Re: Possible io_uring related race leads to btrfs data csum mismatch

public inbox for [email protected]
 help / color / mirror / Atom feed

From: Qu Wenruo <[email protected]>
To: Jens Axboe <[email protected]>,
	"[email protected]" <[email protected]>,
	Linux FS Devel <[email protected]>,
	[email protected]
Subject: Re: Possible io_uring related race leads to btrfs data csum mismatch
Date: Thu, 17 Aug 2023 05:46:18 +0800	[thread overview]
Message-ID: <[email protected]> (raw)
In-Reply-To: <[email protected]>



On 2023/8/16 22:33, Jens Axboe wrote:
> On 8/16/23 12:52 AM, Qu Wenruo wrote:
>> Hi,
>>
>> Recently I'm digging into a very rare failure during btrfs/06[234567],
>> where btrfs scrub detects unrepairable data corruption.
>>
>> After days of digging, I have a much smaller reproducer:
>>
>> ```
>> fail()
>> {
>>          echo "!!! FAILED !!!"
>>          exit 1
>> }
>>
>> workload()
>> {
>>          mkfs.btrfs -f -m single -d single --csum sha256 $dev1
>>          mount $dev1 $mnt
>>      # There are around 10 more combinations with different
>>          # seed and -p/-n parameters, but this is the smallest one
>>      # I found so far.
>>      $fsstress -p 7 -n 50 -s 1691396493 -w -d $mnt
>>      umount $mnt
>>      btrfs check --check-data-csum $dev1 || fail
>> }
>> runtime=1024
>> for (( i = 0; i < $runtime; i++ )); do
>>          echo "=== $i / $runtime ==="
>>          workload
>> done
>> ```
>
> Tried to reproduce this, both on a vm and on a real host, and no luck so
> far. I've got a few followup questions as your report is missing some
> important info:

You may want to try much higher -p/-n numbers.

For verification purpose, I normally go with -p 10 -n 10000, which has a
much higher chance to hit, but definitely too noisy for debug.

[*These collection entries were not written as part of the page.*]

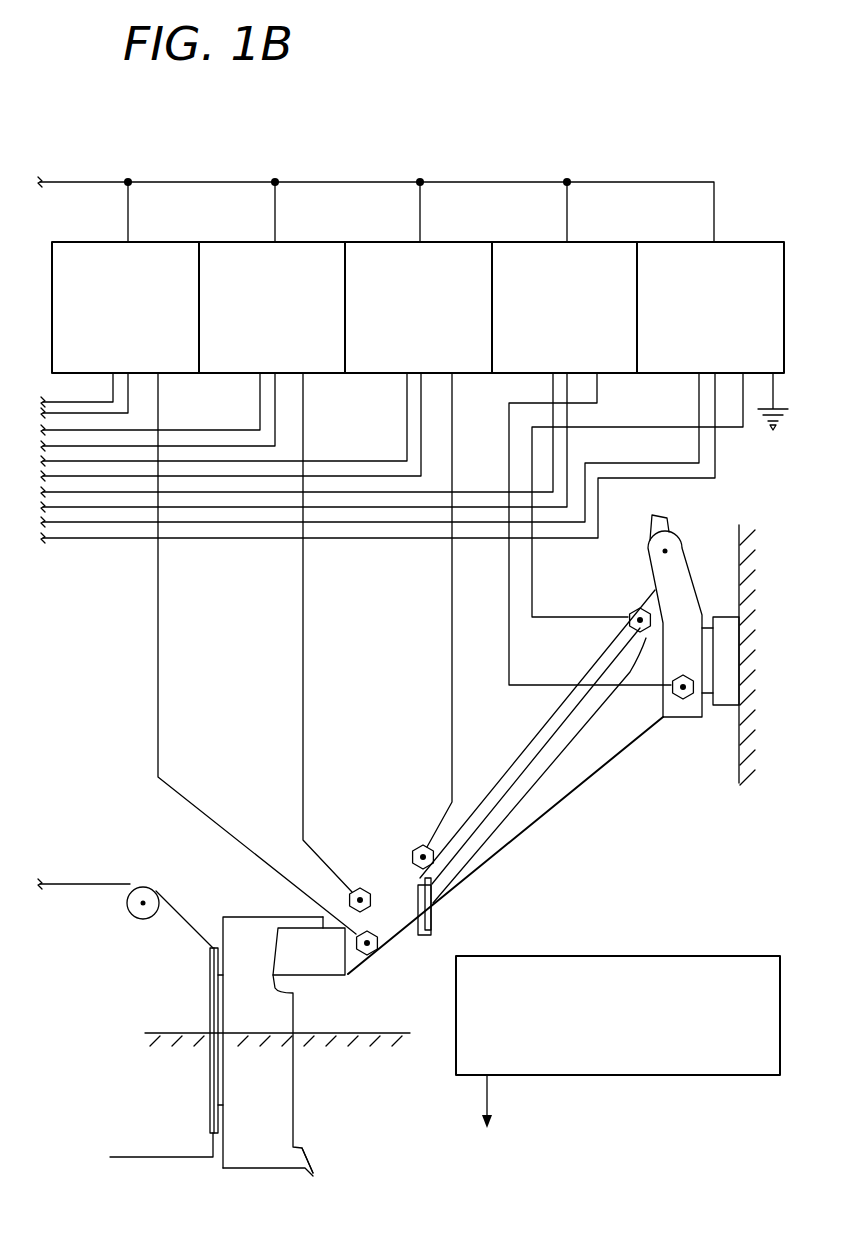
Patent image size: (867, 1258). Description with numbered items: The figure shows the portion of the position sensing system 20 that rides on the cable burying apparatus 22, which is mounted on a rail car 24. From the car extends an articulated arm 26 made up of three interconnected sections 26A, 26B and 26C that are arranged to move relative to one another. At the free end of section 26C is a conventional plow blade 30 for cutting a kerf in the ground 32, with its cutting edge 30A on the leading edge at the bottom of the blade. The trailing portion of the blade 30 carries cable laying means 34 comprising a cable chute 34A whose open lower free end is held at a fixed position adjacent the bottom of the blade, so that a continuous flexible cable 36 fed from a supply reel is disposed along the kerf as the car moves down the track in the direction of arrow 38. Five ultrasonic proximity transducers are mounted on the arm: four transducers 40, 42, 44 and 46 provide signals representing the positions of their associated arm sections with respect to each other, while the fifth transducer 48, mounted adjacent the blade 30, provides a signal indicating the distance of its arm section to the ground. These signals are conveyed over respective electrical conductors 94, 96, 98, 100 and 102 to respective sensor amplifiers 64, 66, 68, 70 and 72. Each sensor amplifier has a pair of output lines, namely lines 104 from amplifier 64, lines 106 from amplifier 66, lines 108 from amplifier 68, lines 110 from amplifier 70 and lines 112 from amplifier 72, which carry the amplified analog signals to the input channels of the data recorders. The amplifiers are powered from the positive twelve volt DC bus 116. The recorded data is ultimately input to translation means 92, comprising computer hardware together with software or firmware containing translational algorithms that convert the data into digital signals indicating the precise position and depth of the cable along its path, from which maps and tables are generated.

The position sensing system 20 is at (92, 668).
The (+)12 VDC bus 116 is at (327, 182).
The sensor amplifier 72 is at (107, 354).
The sensor amplifier 70 is at (254, 354).
The sensor amplifier 68 is at (400, 354).
The sensor amplifier 66 is at (546, 354).
The sensor amplifier 64 is at (692, 354).
The output lines 112 is at (127, 393).
The output lines 110 is at (274, 413).
The output lines 108 is at (421, 425).
The output lines 106 is at (567, 447).
The output lines 104 is at (700, 453).
The electrical conductor 102 is at (158, 745).
The electrical conductor 100 is at (303, 755).
The electrical conductor 98 is at (452, 760).
The electrical conductor 94 is at (553, 617).
The electrical conductor 96 is at (515, 685).
The rail car 24 is at (739, 738).
The arm section 26A is at (683, 560).
The apparatus for burying elongated cable 22 is at (609, 760).
The articulated arm 26 is at (484, 845).
The arm section 26B is at (418, 932).
The arm section 26C is at (302, 961).
The proximity transducer 40 is at (628, 628).
The proximity transducer 42 is at (683, 700).
The proximity transducer 44 is at (423, 845).
The proximity transducer 46 is at (357, 888).
The proximity transducer 48 is at (380, 944).
The plow blade 30 is at (266, 1095).
The cutting edge 30A is at (305, 1158).
The ground 32 is at (362, 1062).
The cable laying means 34 is at (210, 1062).
The cable chute 34A is at (213, 1140).
The flexible cable 36 is at (146, 1152).
The arrow indicating direction of travel 38 is at (422, 1117).
The translation means 92 is at (635, 1068).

I just tried a run with "$fsstress -p 10 -n 10000 -w -d $mnt" as the
workload, it failed at 21/1024.

>
> 1) What kernel are you running?

David's misc-next branch, aka, lastest upstream tags plus some btrfs
patches for the next merge window.

Although I have some internal reports showing this problem quite some
time ago.

> 2) What's the .config you are using?

Pretty common config, no heavy debug options (KASAN etc).

>
>> At least here, with a VM with 6 cores (host has 8C/16T), fast enough
>> storage (PCIE4.0 NVME, with unsafe cache mode), it has the chance around
>> 1/100 to hit the error.
>
> What does "unsafe cche mode" mean?

Libvirt cache option "unsafe"

Which is mostly ignoring flush/fua commands and fully rely on host fs
(in my case it's file backed) cache.

> Is that write back caching enabled?
> Write back caching with volatile write cache? For your device, can you
> do:
>
> $ grep . /sys/block/$dev/queue/*
>
>> Checking the fsstress verbose log against the failed file, it turns out
>> to be an io_uring write.
>
> Any more details on what the write looks like?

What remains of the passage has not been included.